Ao longo do ano passado, foram milhões os que saíram à rua para protestar por uma mudança profunda dos sistemas que pretendem denunciar. Os pontos comuns de uma explosão popular que aqueceu o mundo.

Fotografia: Chris McGrath/Getty Images

2019 foi, indubitavelmente, o ano do protesto. Em todas as suas formas, as ruas encheram-se daqueles que, independentemente da razão, fizeram-se ouvir em reivindicações políticas, económicas, sociais ou até mesmo climáticas. Apesar da distância geográfica que separa todos estes povos, há fatores comuns aos protestos que, ao longo de doze meses, agitaram o mundo, numa clara denúncia aos que detêm o poder para reverter o panorama.

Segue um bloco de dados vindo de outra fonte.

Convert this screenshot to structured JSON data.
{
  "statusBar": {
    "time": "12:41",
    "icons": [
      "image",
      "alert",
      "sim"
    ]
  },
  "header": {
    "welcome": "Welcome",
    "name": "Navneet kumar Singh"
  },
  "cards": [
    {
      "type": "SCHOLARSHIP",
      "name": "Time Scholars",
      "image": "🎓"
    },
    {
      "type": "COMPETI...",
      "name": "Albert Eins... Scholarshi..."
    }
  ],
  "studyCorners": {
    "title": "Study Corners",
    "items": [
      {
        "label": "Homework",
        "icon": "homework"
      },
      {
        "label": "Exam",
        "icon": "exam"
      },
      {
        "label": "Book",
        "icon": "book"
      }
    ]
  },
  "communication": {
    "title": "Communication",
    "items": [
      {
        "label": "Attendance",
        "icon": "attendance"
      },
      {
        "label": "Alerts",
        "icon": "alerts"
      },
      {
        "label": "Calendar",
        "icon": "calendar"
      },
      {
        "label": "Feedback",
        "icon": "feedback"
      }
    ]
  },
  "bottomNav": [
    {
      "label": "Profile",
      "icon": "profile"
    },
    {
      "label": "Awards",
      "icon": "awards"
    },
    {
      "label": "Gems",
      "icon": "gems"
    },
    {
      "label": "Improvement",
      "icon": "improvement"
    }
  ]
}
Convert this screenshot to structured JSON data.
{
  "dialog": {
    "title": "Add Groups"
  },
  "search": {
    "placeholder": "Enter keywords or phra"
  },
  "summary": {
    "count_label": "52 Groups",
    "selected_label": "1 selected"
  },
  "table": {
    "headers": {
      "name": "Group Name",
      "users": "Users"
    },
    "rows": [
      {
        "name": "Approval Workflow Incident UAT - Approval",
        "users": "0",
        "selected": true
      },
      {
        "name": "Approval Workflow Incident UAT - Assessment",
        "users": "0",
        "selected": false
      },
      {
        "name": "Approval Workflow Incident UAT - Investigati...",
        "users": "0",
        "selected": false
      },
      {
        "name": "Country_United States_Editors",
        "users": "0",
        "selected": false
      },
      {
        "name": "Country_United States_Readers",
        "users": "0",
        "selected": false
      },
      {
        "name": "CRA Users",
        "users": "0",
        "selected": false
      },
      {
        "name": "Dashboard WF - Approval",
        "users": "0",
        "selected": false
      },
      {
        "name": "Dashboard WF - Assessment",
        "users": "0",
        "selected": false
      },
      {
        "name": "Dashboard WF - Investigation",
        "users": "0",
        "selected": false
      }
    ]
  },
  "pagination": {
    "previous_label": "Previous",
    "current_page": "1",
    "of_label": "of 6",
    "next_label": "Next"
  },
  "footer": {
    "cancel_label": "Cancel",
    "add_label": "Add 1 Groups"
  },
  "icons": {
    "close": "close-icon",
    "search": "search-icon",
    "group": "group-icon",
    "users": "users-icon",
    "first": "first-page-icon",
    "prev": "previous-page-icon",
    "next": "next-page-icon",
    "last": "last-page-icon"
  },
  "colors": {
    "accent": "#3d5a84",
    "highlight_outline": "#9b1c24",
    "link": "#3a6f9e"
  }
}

Ao redor de todo o mundo, foram muitas vezes motivos aparentemente mais pequenos que despoletaram a fúria popular. Em Hong Kong, a possibilidade de aprovação de uma lei de extradição para a China levou a protestos nunca antes vistos a favor da democracia; no Líbano, a execução de uma taxa sobre chamadas na rede social Whatsapp mobilizou milhares em contestações pela corrupção e austeridade no país; no Chile, o aumento dos preços do metropolitano da capital despoletou a revolta por mais investimento público; no Brasil, os incêndios devastadores na Amazónia pediram maior proteção ambiental. A lista continua, é extensa e os locais díspares, somando-se tumultos e contestações em cidades de países como a Venezuela, a Bolívia, a Índia, a Síria, a Palestina, a Argélia, a Rússia, o Reino Unido ou Espanha.


Mas, entre todas estas demonstrações de revolta popular, há fatores que as ligam intrinsecamente. O descontentamento perante as elites políticas, em muitos destes locais consideradas corruptas, reforça o desesperante clamor pelo fim da desigualdade, por uma mudança no sistema atual e global. A desobediência civil parece ser a forma mais eficaz que as populações encontraram para abordar frontalmente aqueles que os governam, fruto de uma crescente desilusão na democracia (ou na falta dela), pela corrupção em muitos casos ilimitada, pela iniquidade que do dinheiro provém - segundo a Oxfam, comité para a pobreza e desigualdade mundiais, os mais pobres todos juntos têm tanto dinheiro quanto a reduzida classe abastada (de apenas 26).


A chama está a ser acendida, sobretudo, pelos mais jovens. É familiar o envolvimento dessa camada em protestos como os realizados pelo ambiente, cuja esmagadora maioria dos participantes tem menos de 25 anos. Só que, noutros assuntos, é igualmente esta faixa da população que apregoa firmemente o seu desagrado com o estado atual, aquele em que vivem e em que viverão os seus descendentes se nada for alterado. Estas populações jovens querem, assim, que lhes seja permitido realizar as suas ambições e não pretendem parar até que este direito lhes seja atribuído em plenitude.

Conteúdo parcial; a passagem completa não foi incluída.